Image by ButterfrogDruid: Circle of Wilding

You were raised in the wild, and are more feral than even your druid brethren. While you cannot read or write, you have a close bond with a single powerful animal. Your bond with that animal is so strong that you can choose that form for your Wild Shape, and an animal of that type accompanies you on your adventures. As you gain levels, your druid abilities tie you more closely to that beast’s environment, and your bond with your companion strengthens.

Raised in the Wild

You were raised among (if not by) animals in the wild. At 2nd level, choose one of the following animals: ape, brown bear, crocodile, deinonychus, dimetrodon, dire wolf, giant boar, giant elk, giant hyena, lion, panther, seal, or tiger. You can use your Wild Shape to transform into an animal of that type.

In addition, you gain the benefits of the speak with animals spell for the purposes of communicating with beasts of your chosen type. You can use this ability even while you are using your Wild Shape ability.

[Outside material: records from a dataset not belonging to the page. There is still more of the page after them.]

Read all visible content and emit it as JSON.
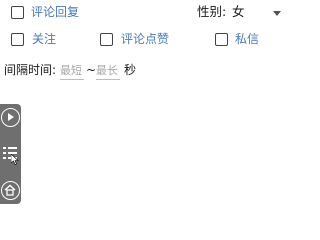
{
  "comment_reply": {
    "label": "评论回复",
    "checked": false
  },
  "gender": {
    "label": "性别:",
    "selected": "女"
  },
  "options": {
    "follow_label": "关注",
    "comment_like_label": "评论点赞",
    "private_msg_label": "私信"
  },
  "interval": {
    "label": "间隔时间:",
    "min_placeholder": "最短",
    "separator": "~",
    "max_placeholder": "最长",
    "unit": "秒"
  },
  "colors": {
    "label_accent": "#4a78b8",
    "float_bar": "#6f6f6f"
  },
  "icons": [
    "play-circle-icon",
    "list-icon",
    "home-icon",
    "cursor-icon"
  ]
}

You cannot read or write any of your chosen languages, unless you spend a tool or language proficiency to learn to do so.

Childhood Companion

At 2nd level, you gain a beast companion of your chosen type that accompanies you on your adventures and fights alongside you. Add your proficiency bonus to the beast’s AC, attack rolls, and damage rolls, as well as to any saving throws and skills it is proficient in. Its hit point maximum equals its normal maximum or four times your druid level, whichever is higher.

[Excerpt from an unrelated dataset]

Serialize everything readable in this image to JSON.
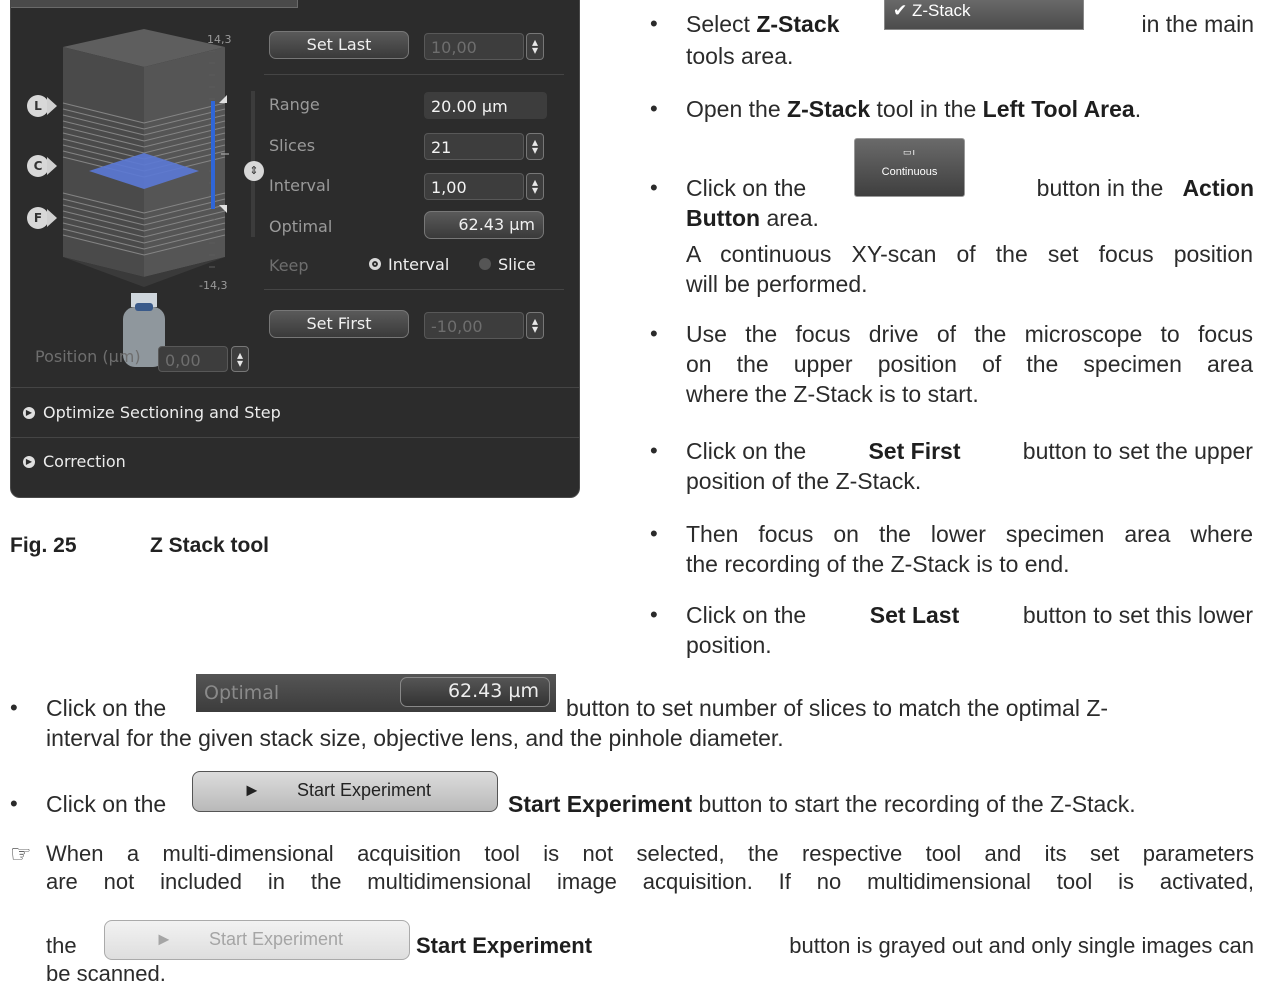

The beast obeys your commands as best it can, taking its turn on your initiative, though it does no act unless you command it to, unless you are incapacitated, in which case it uses its action to defend you. On your turn, you can command the beast to Move without using an action. You can use your action to command it to take the Attack, Dash, Disengage, Dodge, or Help action. At 6th level, you can use a bonus action to command it to take the Dash, Disengage, Dodge, or Help action, as long as it does not attack that turn. If you command your companion to attack, it may only attack once, even it normally has the Multiattack action.

If the beast dies, you can obtain another one of the same type by spending 8 hours bonding with it.

Land’s Stride

At 6th level, moving through nonmagical difficult terrain costs you no extra movement. You can also pass through nonmagical plants without being slowed by them and without taking damage from them if they have thorns, spines, or a similar hazard.

In addition, you have advantage on saving throws against plants that are magically created or manipulated to impede movement, such as those created by the entangle spell.

Finally, when you are traveling with only your beast companion, and traveling through a terrain type associated with your chosen beast, you can move stealthily at a normal pace.

Primal Strikes

At 10th level, your attacks and that of your beast companion in beast form count as magical for the purpose of overcoming damage resistance and immunity to nonmagical attacks and damage.

In addition, when you use your action to command your beast companion to Attack, you can make a single attack, and your companion may use Multiattack, if it has that attack option.

Nature’s Ally

When you reach 14th level, creatures of the natural world sense your connection and are hesitant to attack you. When a beast or a plant creature attacks you, that creature must make a Wisdom saving throw against your druid spell save DC. On a failed save, the creature must choose a different target, or the attack automatically misses. On a successful save, the creature is immune to this effect for 24 hours.

The creature is aware of this effect before it makes its attack against you.

In addition, when you cast a spell targeting yourself, you can also affect your beast companion with the spell if the beast is within 30 feet of you.

Hacking the Feral Druid

While this druid circle fits best into varanus society in the Summerlands, since the varanus are already unable to read, it could just as easily fit anywhere. The archetype of the child raised by animals is ancient, and even in our modern world, stories persist of feral children raised by wolves. In this archetype, I tried to combine the most interesting elements of the Land Circle druid with both an animal companion and a powerful-but-limited wild shape. The end result is, I think, not quite as powerful as the Moon Circle druid, but more interesting. I wanted every level to improve the connection to the land, but also the animal companion. The trade-off is a lack of expanded spells from the Land Circle, more limited wild shape choices, and an animal companion choice that’s specific and story-focused.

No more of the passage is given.